I had to take two breaks before finishing reading this because I can’t have teary eyes walking into work!
I’m not sure if it’s the description of the story (if just the description of “So” is this powerful I can’t imagine the strength behind the actual story), or that I completely understand the moment after struggling with a story that everything snaps into place and has the impact it was meant to.
Congratulations on getting published and good luck with your first manuscript!
Thanks so much for reading my post. I’m moved that you were so moved.

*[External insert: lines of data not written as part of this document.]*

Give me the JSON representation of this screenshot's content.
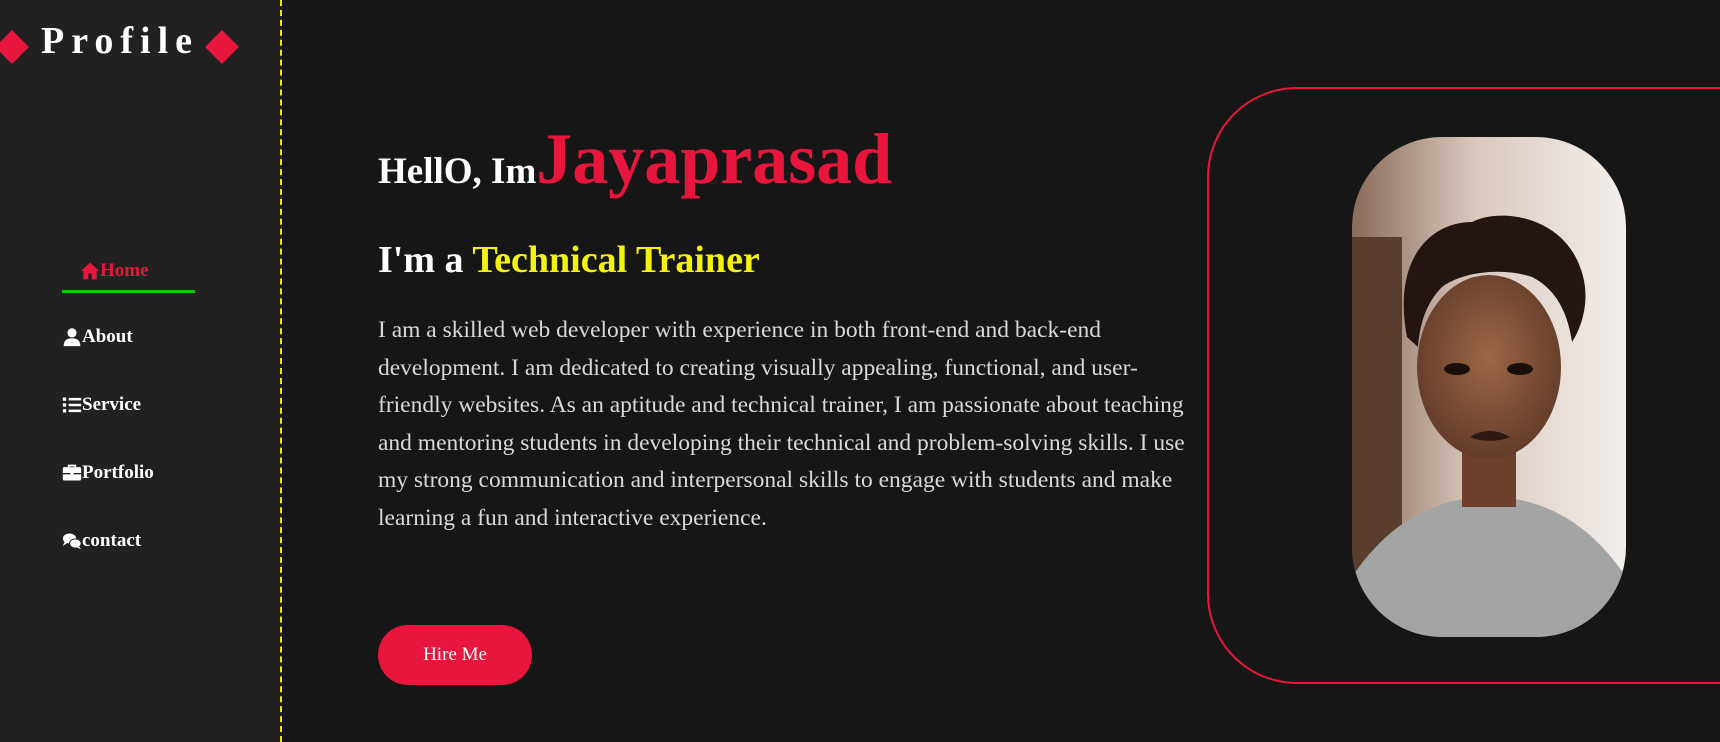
{
  "sidebar": {
    "logo_text": "Profile",
    "items": [
      {
        "label": "Home",
        "icon": "home-icon",
        "active": true
      },
      {
        "label": "About",
        "icon": "user-icon",
        "active": false
      },
      {
        "label": "Service",
        "icon": "list-icon",
        "active": false
      },
      {
        "label": "Portfolio",
        "icon": "briefcase-icon",
        "active": false
      },
      {
        "label": "contact",
        "icon": "comments-icon",
        "active": false
      }
    ]
  },
  "hero": {
    "greeting_prefix": "HellO, Im",
    "name": "Jayaprasad",
    "role_prefix": "I'm a ",
    "role_title": "Technical Trainer",
    "bio": "I am a skilled web developer with experience in both front-end and back-end development. I am dedicated to creating visually appealing, functional, and user-friendly websites. As an aptitude and technical trainer, I am passionate about teaching and mentoring students in developing their technical and problem-solving skills. I use my strong communication and interpersonal skills to engage with students and make learning a fun and interactive experience.",
    "button_label": "Hire Me"
  },
  "colors": {
    "accent": "#e8163c",
    "highlight": "#f4f40a",
    "active_underline": "#13c213",
    "sidebar_divider": "#f4e409",
    "background": "#161617",
    "sidebar_background": "#212121"
  }
}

The power of a single well chosen word can be stronger than 100 yadda, yadda, yaddas.
Agreed. Exactly. Yes.
Beautiful. Thanks, Jennifer.
Thanks, Linda, for reading.
I loved the description of you as a stone carver, Jennifer. A wonderfully inspiring piece.
Thanks, Juliet. Never carved a stone before but somehow I relate to the process.
This alone made me cry.
Thank you. I am touched.
Heart Warming !
Thanks so much.
This is so wonderful!
Much appreciated. Thank you!
Fantastic! Inspiring, & such a great metaphor. I also love the contrast with the whole NatMo climate for this month. Chisel on 👍🏼🙏🏼 G
Thinking about chisel on for a bumper sticker. I like that. Thanks!
You’re welcome 😊
Chisel on and scraping…sounds painful when I read, empathetically, but I like it because writing a piece is a lot like sculpting from wood, stone, or marble. I love micro fiction for just that reason. Lovely piece.
It sounds painful, but it is deeply satisfying. Thanks for reading and responding.
Reblogged this on Notes from An Alien and commented:
From out of the depths of NaNoWriMo…
Thank you, Alexander. Much appreciated.